I agree on the fact by looking at plants gives me an idea on how the tank is going, however I have only started planting the last 2 months and just recently upgraded to a 180l tank in which I think possibly the lights need chaning.

But I will learn along the way.

R


----------



## aaronnorth (15 Jul 2009)

there isnt really much need for them once a tank is establishes. Any ammonia produced, even whats undectable to a test kit, you will know about because you will probably get an algal bloom, so you can always do a waterchange to help.


----------



## ceg4048 (15 Jul 2009)

mlgt said:
			
		

> Thanks for the reply.
> 
> I was just told to give an update on my water parameters and he just gave me a few strips to see and record the info thats all.
> 
> ...


Well, maybe it would be better to give us an idea of what problem you're having and the context under which the person asked you to perform a test. There may be a good reason, and there may be a way of determining the information other than via the test strip.

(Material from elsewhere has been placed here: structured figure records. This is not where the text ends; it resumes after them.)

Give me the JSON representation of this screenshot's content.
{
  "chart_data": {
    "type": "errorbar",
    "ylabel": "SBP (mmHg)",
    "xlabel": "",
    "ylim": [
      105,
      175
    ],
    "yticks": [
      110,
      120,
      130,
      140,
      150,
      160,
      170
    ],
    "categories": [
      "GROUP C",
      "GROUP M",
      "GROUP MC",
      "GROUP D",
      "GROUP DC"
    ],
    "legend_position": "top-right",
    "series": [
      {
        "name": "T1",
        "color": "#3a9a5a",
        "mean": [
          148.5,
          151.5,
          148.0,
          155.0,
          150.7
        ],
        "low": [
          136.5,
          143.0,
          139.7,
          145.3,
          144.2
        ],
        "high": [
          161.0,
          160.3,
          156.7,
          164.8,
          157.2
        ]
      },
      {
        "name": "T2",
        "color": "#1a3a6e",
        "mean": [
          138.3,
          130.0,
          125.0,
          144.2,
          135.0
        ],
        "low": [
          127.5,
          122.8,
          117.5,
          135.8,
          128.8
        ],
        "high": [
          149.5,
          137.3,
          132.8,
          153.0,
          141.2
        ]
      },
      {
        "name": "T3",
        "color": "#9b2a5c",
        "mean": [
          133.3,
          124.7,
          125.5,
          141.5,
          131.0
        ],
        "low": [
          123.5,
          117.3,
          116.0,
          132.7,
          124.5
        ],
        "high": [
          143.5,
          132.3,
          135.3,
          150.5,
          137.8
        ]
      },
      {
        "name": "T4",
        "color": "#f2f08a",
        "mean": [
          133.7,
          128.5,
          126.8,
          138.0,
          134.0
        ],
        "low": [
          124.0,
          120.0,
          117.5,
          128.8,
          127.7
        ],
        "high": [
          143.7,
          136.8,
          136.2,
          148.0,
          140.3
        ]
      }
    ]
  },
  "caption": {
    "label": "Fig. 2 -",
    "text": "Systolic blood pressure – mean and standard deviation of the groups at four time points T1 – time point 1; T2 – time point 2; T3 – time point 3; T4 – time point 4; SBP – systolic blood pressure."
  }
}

There are only 2 real reasons that lights absolutely _need_ to be replaced:
1. When the light switch is selected to the ON position the light bulb does not illuminate.
2. You prefer a different color light bulb for aesthetic purposes.

Again, we really need to understand the context in which you feel these actions need to be performed. Are you experiencing some difficulty with plant growth? Did someone advise you to perform a test or to change your bulb as a result of this difficulty? This is my immediate suspicion. If this indeed is the case, then I can categorically tell you that in both cases the answer is no, you don't need to do any of these actions, but you may need to perform other, more effective actions. Could you elaborate a bit more?

Cheers,


----------